Le 13 juillet, le Conseil des droits de l’homme de l’ONU a donné son aval à la création d’un groupe d’experts chargé d’examiner les violences policières commises contre des «personnes d’ascendance africaine» et de recommander les réponses pénales.

Le Conseil des droits de l’homme de l’ONU a adopté le 13 juillet une résolution créant un groupe d’experts chargé d’examiner les violences policières contre des «personnes d’ascendance africaine», notamment lors de manifestations. Cette résolution visant à promouvoir «la justice et l’égalité raciales» à travers le monde, présentée par les pays africains, a été approuvée sans vote.

Elle fait suite à la publication fin juin d’un rapport du Haut-Commissariat de l’ONU aux droits de l’homme sur les violences policières contre les personnes noires. Le Haut-Commissaire Michelle Bachelet avait alors demandé aux Etats de prendre des «mesures immédiates» contre le «racisme systémique».

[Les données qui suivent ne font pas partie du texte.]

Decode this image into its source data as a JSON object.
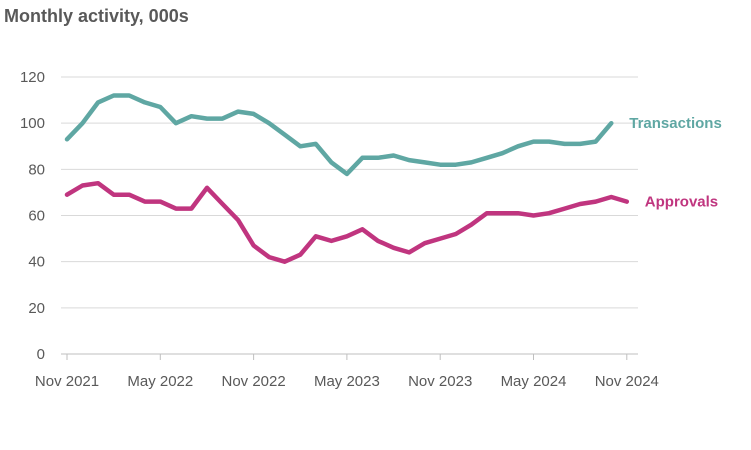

Les experts pourront «enquêter sur les réponses des gouvernements aux manifestations pacifiques contre le racisme»

Elle avait défendu le 12 juillet l’idée d’une «justice réparatrice» pour faire face aux séquelles de l’esclavagisme et du colonialisme, et demandé la mise en place d’un mécanisme, assorti d’un calendrier. Sa demande a été entendue par les pays africains, qui ont présenté le même jour un projet de résolution qui crée un «mécanisme international d’experts indépendants» dont le mandat est fixé à trois ans.

Ils sont notamment mandatés pour «enquêter sur les réponses des gouvernements aux manifestations pacifiques contre le racisme et sur toutes les autres violations du droit international des droits de l’Homme et faire en sorte que les victimes et leur famille obtiennent justice et réparation».

Ils feront aussi des recommandations «sur les poursuites et les condamnations relatives, ainsi que sur les éventuelles actions disciplinaires» à l’encontre des responsables de l’application des lois qui se sont rendus coupables de blessures graves et de décès. 

Les experts sont également chargés de mener des «activités de sensibilisation avec les Etats, les personnes et les communautés directement touchées» et d’examiner «les causes profondes du racisme systémique dans l’application des lois et dans le système de justice pénale, du recours excessif à la force, du profilage racial et d’autres violations des droits de l’Homme (…) à l’égard d’Africains et de personnes d’ascendance africaine».